I am sorry to have to let you know that Te Rito teacher, Anna-Maria Hackl, will be leaving us at the end of term 1. Her partner has gained work back in the Netherlands and they will both be returning home. It has been great having Anna-Maria with us; there is no doubt that she will be greatly missed. We are grateful that we were able to have her working here, even if it was only for a little while. We wish her all the very best for her future in education. Amaria Picard will be returning to Te Rito. She worked in Te Rito prior to going on maternity leave at the beginning of 2017, so she knows the ropes and has worked closely with Gemma in the past. We think the decision to put her in Te Rito will enable continuity and a minimum of disruption. We are confident of a strong transition. Bon voyage, Anna-Maria! Ka kite ano. Hope to see you again one day.
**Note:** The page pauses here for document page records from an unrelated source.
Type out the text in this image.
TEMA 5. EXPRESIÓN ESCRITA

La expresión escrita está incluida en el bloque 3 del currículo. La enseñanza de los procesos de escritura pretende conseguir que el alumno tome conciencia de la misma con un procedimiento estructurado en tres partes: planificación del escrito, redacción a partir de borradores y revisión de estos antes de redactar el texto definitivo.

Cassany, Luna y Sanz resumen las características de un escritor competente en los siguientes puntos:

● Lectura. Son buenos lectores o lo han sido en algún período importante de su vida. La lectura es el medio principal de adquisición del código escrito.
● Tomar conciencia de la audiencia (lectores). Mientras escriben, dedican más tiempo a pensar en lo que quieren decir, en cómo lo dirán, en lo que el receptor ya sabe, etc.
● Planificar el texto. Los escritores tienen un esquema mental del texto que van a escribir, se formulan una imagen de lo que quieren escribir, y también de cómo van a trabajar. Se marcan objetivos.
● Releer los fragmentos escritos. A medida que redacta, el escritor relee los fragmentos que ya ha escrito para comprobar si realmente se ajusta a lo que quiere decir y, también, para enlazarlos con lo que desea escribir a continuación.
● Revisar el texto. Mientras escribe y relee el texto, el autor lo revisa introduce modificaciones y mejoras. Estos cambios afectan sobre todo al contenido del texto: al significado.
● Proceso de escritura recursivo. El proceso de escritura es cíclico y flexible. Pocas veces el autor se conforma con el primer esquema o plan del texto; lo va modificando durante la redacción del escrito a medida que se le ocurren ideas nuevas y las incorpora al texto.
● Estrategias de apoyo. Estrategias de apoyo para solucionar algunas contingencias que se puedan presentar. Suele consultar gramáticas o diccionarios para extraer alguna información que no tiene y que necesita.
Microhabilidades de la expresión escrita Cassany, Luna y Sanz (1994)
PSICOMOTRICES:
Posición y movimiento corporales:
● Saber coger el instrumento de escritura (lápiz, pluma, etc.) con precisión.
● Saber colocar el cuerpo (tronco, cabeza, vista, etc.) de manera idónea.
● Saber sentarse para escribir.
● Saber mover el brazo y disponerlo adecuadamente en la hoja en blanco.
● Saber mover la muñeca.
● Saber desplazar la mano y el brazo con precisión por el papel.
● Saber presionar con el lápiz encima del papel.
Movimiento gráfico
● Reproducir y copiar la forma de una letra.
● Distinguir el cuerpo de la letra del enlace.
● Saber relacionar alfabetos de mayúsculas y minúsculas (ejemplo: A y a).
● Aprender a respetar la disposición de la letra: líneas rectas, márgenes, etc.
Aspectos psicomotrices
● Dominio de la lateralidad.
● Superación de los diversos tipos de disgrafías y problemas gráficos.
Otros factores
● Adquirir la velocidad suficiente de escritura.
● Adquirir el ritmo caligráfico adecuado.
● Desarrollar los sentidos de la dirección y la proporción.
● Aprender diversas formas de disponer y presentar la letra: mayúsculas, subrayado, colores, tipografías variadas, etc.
In the last digest, I spoke about school reporting and the decision we will have to make about whether to continue with overall teacher judgements (below, at or above) against national standards in reading, writing and maths. Since then I have been talking to students from years 3 – 6 to explore their views about school reports. Several things have stood out for me. The first is that quite a number of children do not get to see their reports – they had no idea what their reports look like or what they say. Our view is that school reports are first and foremost for students and then for parents second. We have a view that students are “insiders” in their learning. Therefore, they should be included in information about their learning. The second thing is how thoughtful many children are about their learning. The older students (particularly) communicated very clearly that they want to receive specific information in their reports which tells them how to improve. The third thing was that, in general, children found the OTJ statements in relation to National Standards reasonably helpful because they give them information about the areas they need to improve in. This was surprising to me. Children said that even if the report tells them they are below, that is still helpful, because they now know what they need to improve at. I have not fully analysed the data from the student surveys, but those are my main impressions so far. Talking with the students reminded me that so often we underestimate what children are able to articulate and understand about their learning.
I am off to Auckland for a family wedding and then a bit of a road trip with my husband around the Bay of Plenty. So looking forward to the Easter Break!
Wishing you all the best for a very happy Easter. Travel safe!